Yup, that model is difficult for Layout to cope with.
It took almost a minute to export it all in high settings with the quality bar in the middle.
It takes less than that with medium or even low settings and it prints fine with both too, so it could be faster.
The thing is that I’m using Layout 2016 that makes a lot of difference as older versions were slower exporting pdf. I had models exporting in 30min or more.
What I always do is that prior to export I cycle all pages forcing them to reload. Without doing that, I’ve noticed sometimes images generated on the back of the vectors are cut in half or somehow incomplete.
As a sidenote but of great importance I would add that yours doesn’t seem to be a streamlined method of using Sketchup for landscape projects.
If you are a Landscape Architect what I’d recommend is for you to work with billboards, 2D cutout trees, Face me components, or whatever you want to call a 2D image of a tree, on a flat component that rotates towards the camera.
You can use them very well with plan views but they might be harder to work on axonometric perspectives like you have.
However, if you do have a Sketchup model with 3D trees and you want to create this kind of visualizations, why not export an image from sketchup and import it into Layout. It won’t have vector info, but it will render very fast, I don’t know how badly you need vector info for an image you proably won’t measure from.
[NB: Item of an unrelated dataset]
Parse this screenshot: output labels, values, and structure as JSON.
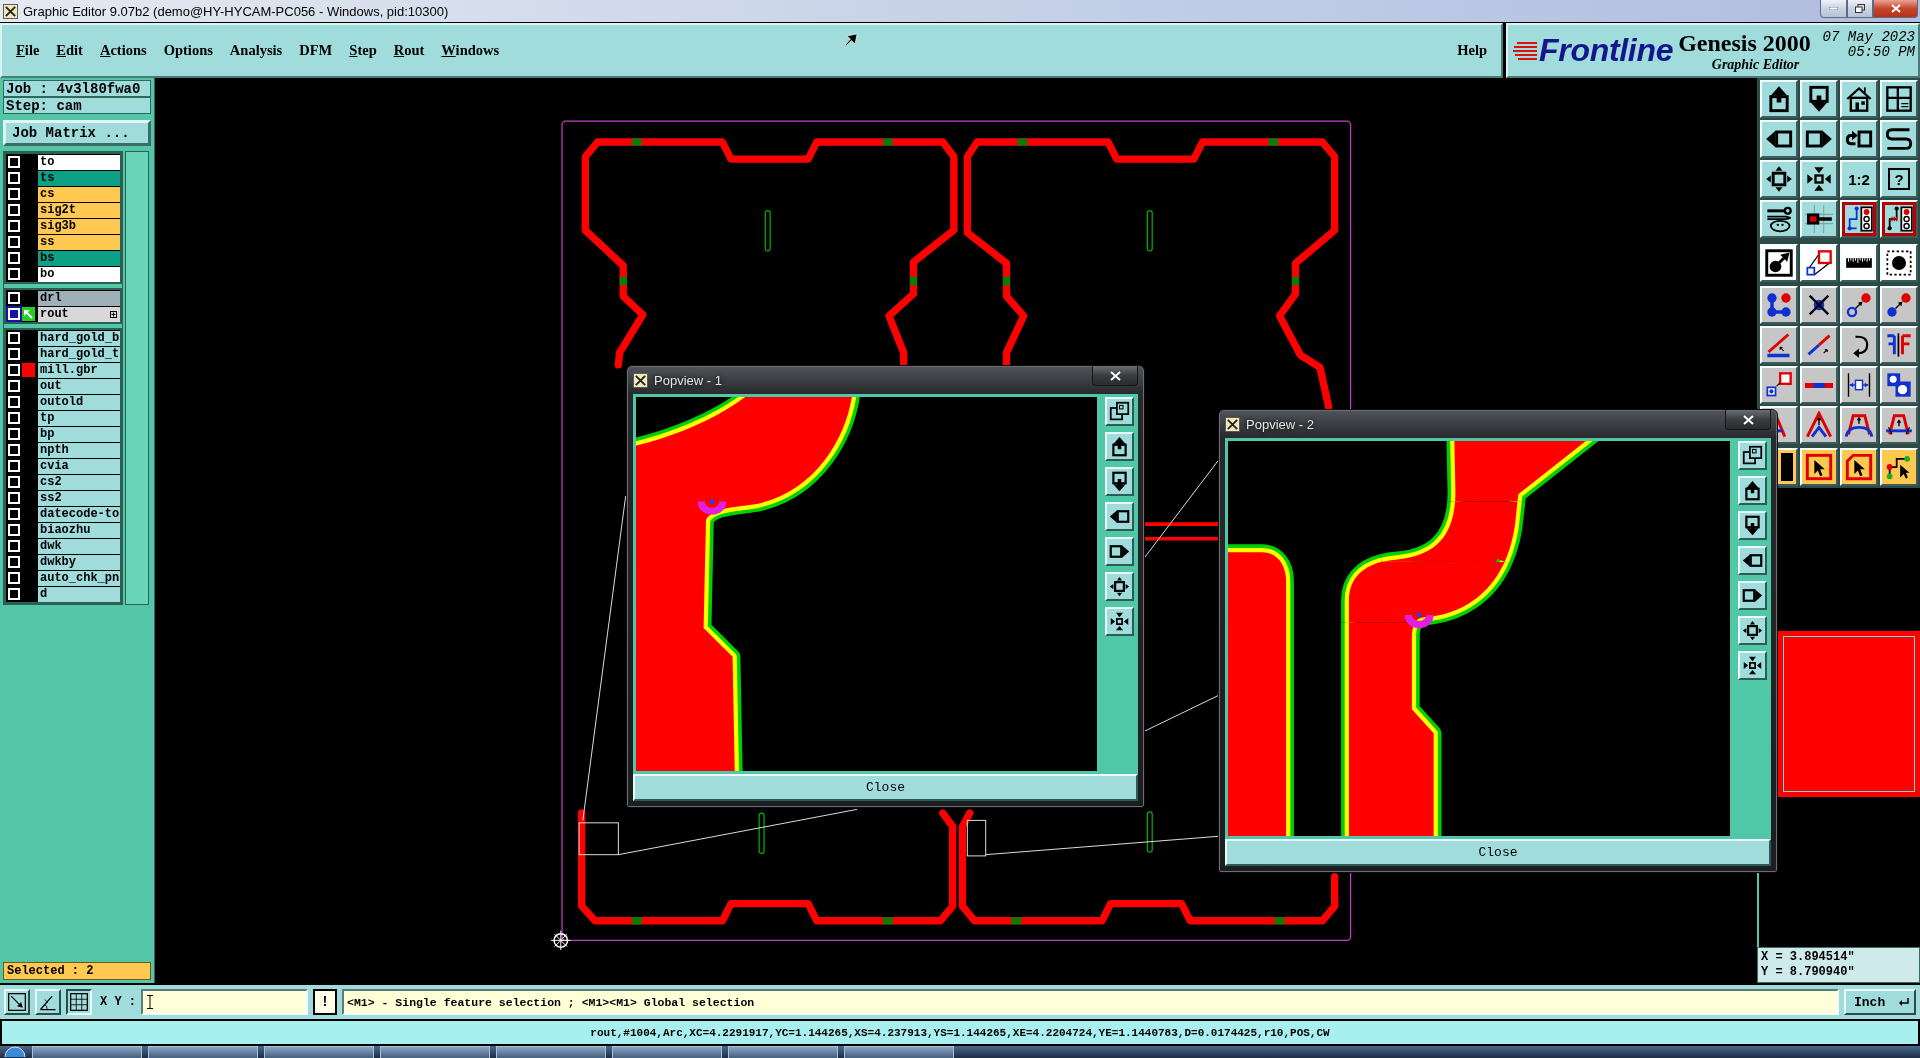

I’d also consider rendering these elevations on a package like Thea render and then overly them with a hidden line style viewport without trees nor shadows and by turning background off in Layout. The final image will look impressive, with soft shadows and photoreal materials, it will render fast in Thea less than 30 secs on my machine, Layout imports images and deals with them swiftly so you can also have it accurate with the overlayed vector vector info.